Karna refuses Krishna’s request to take his place as the eldest Pandava and ascend the throne. Instead, choosing bread over blood, Karna fights and dies with the Kauravas. But, according to Vyasa and the Mahabharata’s many unknown authors, Karna, no matter his actions, was never a Kaurava. At the end of the epic, in a scene twisted in more ways than one, Karna winds up in hell with the other Pandavas, briefly, while the Kauravas bask in heaven.

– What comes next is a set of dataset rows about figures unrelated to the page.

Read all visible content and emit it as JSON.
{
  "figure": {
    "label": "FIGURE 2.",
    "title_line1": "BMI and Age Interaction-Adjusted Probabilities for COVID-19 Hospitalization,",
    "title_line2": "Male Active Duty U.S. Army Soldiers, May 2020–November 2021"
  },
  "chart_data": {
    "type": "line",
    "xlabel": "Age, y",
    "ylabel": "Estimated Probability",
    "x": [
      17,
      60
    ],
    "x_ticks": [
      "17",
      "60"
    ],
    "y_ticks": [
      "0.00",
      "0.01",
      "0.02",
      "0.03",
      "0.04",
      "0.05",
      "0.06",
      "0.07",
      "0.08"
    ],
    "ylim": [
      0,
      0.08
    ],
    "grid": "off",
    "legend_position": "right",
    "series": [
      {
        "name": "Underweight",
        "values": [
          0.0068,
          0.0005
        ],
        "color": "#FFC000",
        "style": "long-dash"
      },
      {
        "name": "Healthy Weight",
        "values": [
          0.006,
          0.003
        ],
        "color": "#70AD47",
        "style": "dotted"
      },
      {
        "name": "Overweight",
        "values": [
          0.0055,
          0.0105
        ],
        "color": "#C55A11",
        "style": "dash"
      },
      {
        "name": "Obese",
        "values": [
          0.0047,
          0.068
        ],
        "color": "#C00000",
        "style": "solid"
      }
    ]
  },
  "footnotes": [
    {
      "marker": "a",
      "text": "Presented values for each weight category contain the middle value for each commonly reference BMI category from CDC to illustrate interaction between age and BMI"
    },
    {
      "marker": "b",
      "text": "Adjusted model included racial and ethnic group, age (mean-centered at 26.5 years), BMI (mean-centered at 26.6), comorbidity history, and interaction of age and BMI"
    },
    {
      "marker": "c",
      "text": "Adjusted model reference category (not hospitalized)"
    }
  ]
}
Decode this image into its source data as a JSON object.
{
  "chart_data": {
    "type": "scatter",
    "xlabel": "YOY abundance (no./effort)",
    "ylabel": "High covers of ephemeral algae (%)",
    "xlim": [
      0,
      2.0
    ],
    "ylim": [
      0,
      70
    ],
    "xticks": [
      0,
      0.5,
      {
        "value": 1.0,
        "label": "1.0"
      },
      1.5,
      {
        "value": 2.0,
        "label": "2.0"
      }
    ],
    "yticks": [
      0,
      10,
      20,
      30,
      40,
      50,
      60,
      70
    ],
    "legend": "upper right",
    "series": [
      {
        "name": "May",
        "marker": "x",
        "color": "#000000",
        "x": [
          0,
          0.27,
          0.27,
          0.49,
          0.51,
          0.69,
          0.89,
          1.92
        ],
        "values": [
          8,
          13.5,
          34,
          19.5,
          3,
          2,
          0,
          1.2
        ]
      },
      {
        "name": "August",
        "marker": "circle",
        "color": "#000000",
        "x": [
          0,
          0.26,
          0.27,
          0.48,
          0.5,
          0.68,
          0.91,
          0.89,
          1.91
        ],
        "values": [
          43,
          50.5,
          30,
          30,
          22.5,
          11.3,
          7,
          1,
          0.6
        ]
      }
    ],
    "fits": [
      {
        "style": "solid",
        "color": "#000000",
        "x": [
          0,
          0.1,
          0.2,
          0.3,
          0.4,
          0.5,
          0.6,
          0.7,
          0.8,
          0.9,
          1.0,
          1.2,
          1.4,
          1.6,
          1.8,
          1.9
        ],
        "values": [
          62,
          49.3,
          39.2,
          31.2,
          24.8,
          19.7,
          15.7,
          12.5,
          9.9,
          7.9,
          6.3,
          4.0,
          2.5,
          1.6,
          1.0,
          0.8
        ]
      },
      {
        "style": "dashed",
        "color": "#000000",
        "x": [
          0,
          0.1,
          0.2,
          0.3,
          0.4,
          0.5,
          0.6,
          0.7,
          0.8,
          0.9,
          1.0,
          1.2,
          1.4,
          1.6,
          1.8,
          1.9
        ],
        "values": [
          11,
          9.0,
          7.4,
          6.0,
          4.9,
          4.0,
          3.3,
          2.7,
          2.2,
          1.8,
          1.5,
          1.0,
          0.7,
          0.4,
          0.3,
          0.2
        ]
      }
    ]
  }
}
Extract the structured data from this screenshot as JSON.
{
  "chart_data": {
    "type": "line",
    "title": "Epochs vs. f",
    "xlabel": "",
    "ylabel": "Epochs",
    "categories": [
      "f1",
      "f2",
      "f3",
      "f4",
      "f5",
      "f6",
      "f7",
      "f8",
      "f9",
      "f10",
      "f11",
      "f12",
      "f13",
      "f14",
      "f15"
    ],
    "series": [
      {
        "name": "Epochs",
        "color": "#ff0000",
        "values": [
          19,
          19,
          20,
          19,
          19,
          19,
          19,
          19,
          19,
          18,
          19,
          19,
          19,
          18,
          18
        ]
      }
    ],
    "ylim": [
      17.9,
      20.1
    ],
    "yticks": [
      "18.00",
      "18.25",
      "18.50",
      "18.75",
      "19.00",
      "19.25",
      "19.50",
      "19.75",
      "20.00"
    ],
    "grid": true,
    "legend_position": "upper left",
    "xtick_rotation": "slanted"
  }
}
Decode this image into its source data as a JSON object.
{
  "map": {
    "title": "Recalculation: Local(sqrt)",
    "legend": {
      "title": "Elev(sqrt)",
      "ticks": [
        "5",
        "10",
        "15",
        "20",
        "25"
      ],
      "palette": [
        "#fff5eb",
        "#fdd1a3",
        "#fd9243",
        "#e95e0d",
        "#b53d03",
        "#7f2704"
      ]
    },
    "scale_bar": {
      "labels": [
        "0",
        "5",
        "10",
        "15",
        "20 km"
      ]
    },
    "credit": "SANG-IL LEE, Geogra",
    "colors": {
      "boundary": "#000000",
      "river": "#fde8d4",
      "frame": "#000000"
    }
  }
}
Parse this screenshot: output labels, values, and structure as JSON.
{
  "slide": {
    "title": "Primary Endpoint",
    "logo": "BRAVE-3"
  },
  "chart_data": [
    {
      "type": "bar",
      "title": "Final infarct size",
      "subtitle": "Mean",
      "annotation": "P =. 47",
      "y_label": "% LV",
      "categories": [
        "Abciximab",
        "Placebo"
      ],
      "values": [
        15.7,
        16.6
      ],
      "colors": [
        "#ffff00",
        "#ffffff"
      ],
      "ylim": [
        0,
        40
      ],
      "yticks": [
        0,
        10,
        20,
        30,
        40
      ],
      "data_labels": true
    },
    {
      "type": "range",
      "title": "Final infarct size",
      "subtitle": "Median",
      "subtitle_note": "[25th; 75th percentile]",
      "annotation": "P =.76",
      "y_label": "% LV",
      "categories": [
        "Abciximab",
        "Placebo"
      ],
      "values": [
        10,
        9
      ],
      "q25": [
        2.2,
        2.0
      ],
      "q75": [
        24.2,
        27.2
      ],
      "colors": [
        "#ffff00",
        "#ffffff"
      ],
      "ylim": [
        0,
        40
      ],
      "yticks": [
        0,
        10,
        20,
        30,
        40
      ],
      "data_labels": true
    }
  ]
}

The epic’s stance that we can’t transcend our births can appear very dark to modern eyes (or at least to some modern eyes) in stories that feature low-caste characters. Take the tale of Ekalavya. Ekalavya is born a tribal (nishada), outside of the four-fold Hindu class system, but his heart is set on life as a warrior (kshatriya) and learning to fight from Drona, who taught both the Pandavas and Kauravas. Drona denies Ekalavya instruction because of casteism, and so Ekalavya honours a clay statue of Drona every day while learning on his own. After a while, Ekalavya’s skills exceed those of Arjuna. And so, Arjuna cajoles Drona to demand that Ekalavya slice off his own thumb, thus ensuring that Ekalavya could never shoot an arrow again. Drona does so, under the guise of asking for gurudakshina (a teacher’s fee) since Ekalavya had built a statue of Drona’s likeness. Internalising the caste prejudice that condemned him, Ekalavya cut off his thumb and was never a threat to Arjuna again. The message is that, one way or another, varnashramadharma (moral behaviour according to one’s social class and life stage) prevails.

A 20th-century poem by the Dalit writer Shashikant Hingonekar puts it like this:

If you had kept your thumb
history would have happened
somewhat differently.
But … you gave your thumb
and history also
became theirs.
Ekalavya, since that day they have not even given you a glance.
Forgive me, Ekalavya, I won’t be fooled now by their sweet words.
My thumb will never be broken.

The Mahabharata claims to be about the totality of human life in a verse included in both its first and final books:

धर्मे चार्थे च कामे च मोक्षे च भरतर्षभ
यदिहास्ति तदन्यत्र यन्नेहास्ति न तत्क्वचित्
What is found here regarding the aims of human life –
righteousness, wealth, pleasure, and release –
may be found elsewhere, O Bull of the Bharatas.
But what is not here, is found nowhere.

Indeed, the Mahabharata’s promise to explore (among other things) immorality, politics, sexism and identity problems as general features of human life rings true in our times.

Over the past several years, politics in India and the United States have taken dark turns as both countries turn their backs on the values of pluralism and embrace ethno- and religious nationalisms. Violence and death are heavily used tools by governments in both countries.

Sexism has never gone away. It is a critical part of the current surge of Right-wing ideologies and their embrace of male privilege. Moreover, the responses to the COVID-19 pandemic are reasserting retrograde gender roles in many places across the globe. The pandemic’s toll on women’s physical safety, mental health and careers is great and growing.

Identity, too, plagues us. The caste system is still very much alive, in both India and the diaspora. We also struggle with types of oppression birthed in modernity, such as racism.

The Mahabharata makes no false promises of solving such problems, but it does offer us tools for thinking them through, now and in the future, even if – or perhaps especially if – that future looks dark. The epic itself foretells:

आचख्युः कवयः केचित्संप्रत्याचक्षते परे
आख्यास्यन्ति तथैवान्ये इतिहासमिमं भुवि
Some poets told this epic before.
Others are telling it now.
Different narrators will tell it in the future.

A note on the text: translations in this article are my own; I prefer colloquial translations. For recent retellings of the Mahabharata in English, I recommend John D Smith’s Penguin edition (2009) for fidelity to text and completeness, and Carole Satyamurti’s Norton edition (2016) for poetry.